Navy working to finalize Greyhound-to-Osprey transition

By: Victoria Leoni  

The Navy is trying to finalize plans to replace the aging fleet of C-2A Greyhounds with the tilt-rotor V-22 Ospreys, an aircraft that will comprise a new training squadron at Naval Air Station North Island in San Diego, California.

The Navy plans to hold a public hearing for locals in Coronado on Feb. 7 to hash out the details, according to the San Diego Union-Tribune.

The C-2A Greyhounds have been the Navy’s primary transport vehicle to underway aircraft carriers for five decades.

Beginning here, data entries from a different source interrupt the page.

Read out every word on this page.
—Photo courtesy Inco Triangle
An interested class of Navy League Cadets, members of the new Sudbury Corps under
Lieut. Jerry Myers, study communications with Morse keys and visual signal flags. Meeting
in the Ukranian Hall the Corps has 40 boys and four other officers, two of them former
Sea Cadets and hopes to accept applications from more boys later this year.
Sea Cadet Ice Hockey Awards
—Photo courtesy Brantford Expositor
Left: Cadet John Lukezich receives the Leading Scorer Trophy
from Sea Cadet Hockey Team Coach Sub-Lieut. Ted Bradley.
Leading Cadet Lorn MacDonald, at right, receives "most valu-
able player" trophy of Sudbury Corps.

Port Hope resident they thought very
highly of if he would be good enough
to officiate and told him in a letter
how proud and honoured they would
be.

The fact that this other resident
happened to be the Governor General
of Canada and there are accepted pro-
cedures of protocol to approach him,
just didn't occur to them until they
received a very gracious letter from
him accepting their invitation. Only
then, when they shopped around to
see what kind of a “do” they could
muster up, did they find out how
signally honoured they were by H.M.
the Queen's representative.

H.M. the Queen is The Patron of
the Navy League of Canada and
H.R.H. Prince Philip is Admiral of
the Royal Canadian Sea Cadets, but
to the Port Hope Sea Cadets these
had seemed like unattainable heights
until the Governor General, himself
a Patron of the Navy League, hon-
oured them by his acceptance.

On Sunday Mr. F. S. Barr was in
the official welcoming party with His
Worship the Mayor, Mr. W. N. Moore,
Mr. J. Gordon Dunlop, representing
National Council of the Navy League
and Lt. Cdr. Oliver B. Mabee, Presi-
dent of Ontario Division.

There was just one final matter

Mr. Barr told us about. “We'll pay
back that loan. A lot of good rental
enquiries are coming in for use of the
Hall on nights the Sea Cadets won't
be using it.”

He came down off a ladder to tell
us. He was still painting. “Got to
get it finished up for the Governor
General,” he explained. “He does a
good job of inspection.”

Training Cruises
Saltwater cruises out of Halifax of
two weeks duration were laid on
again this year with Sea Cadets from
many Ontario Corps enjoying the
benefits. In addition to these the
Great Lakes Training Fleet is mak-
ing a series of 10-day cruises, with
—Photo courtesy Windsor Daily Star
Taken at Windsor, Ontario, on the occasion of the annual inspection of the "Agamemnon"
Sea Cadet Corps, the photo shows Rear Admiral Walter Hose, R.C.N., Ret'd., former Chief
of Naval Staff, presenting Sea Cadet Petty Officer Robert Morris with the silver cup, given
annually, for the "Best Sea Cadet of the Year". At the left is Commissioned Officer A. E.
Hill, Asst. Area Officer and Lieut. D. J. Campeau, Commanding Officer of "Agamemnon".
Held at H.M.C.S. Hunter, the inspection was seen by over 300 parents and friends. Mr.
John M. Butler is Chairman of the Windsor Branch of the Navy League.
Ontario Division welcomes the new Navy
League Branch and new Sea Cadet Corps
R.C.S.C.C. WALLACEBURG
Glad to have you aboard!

But the Pentagon believes the propeller planes have done their time and should be replaced. 

On Nov. 22, a Greyhound crashed into the Pacific Ocean while in passage to the carrier Ronald Reagan, killing three sailors.

The current goal is to exchange the 27 Greyhounds remaining in the fleet for 38 new Ospreys. 

The Osprey’s main asset is its ability to take off and land vertically, like a helicopter, meaning it needs a much smaller runway than the Greyhound and can deliver passengers and supplies at night.

The Air Force and Marine Corps have used Ospreys since 2007. They were made to replace the CH-46 Sea Knight helos, and can reach speeds and cover the range of turboprop planes.

The Navy’s Ospreys will differ slightly from their Marine and Air Force cousins, having room for more fuel, improved communications gear and a PA system in the main cabin, The Drive reported. 

The Ospreys underwent a series of tests last summer, including a two-week assessment in Augustby the Marine Operational Test and Evaluation Squadron 1 aboard the aircraft carrier Carl Vinson. Officers were impressed with the aircraft’s versatility.

“It gives us a lot of options, a lot of flexibility, in the sense that we can recover it more as a helicopter or sometimes we can treat it more like a fixed-wing aircraft,” Vinson’s air boss, Cmdr. Lucas Kadar, said in a press release at the time.

The Navy plans to split its fleet of Ospreys between Naval Air Station North Island and Naval Station Norfolk in Virginia. Once in service, the Ospreys will pick up personnel, mail and cargo from both supply centers and deliver them to aircraft carriers worldwide. 

The Osprey training facility will be constructed on North Island, and will come with additional aircraft, personnel and air traffic. The Navy is in discussion with the residents of Coronado about the effects these changes will have on surrounding wildlife and neighborhoods.

According to the Navy’s current timeline, the Ospreys should be fully operational by 2024. The Greyhounds should be retired by 2026 and the transition should be complete by 2028. The North Island training facility is estimated to take a decade to construct. In the meantime, Marines will train Osprey pilots and crews.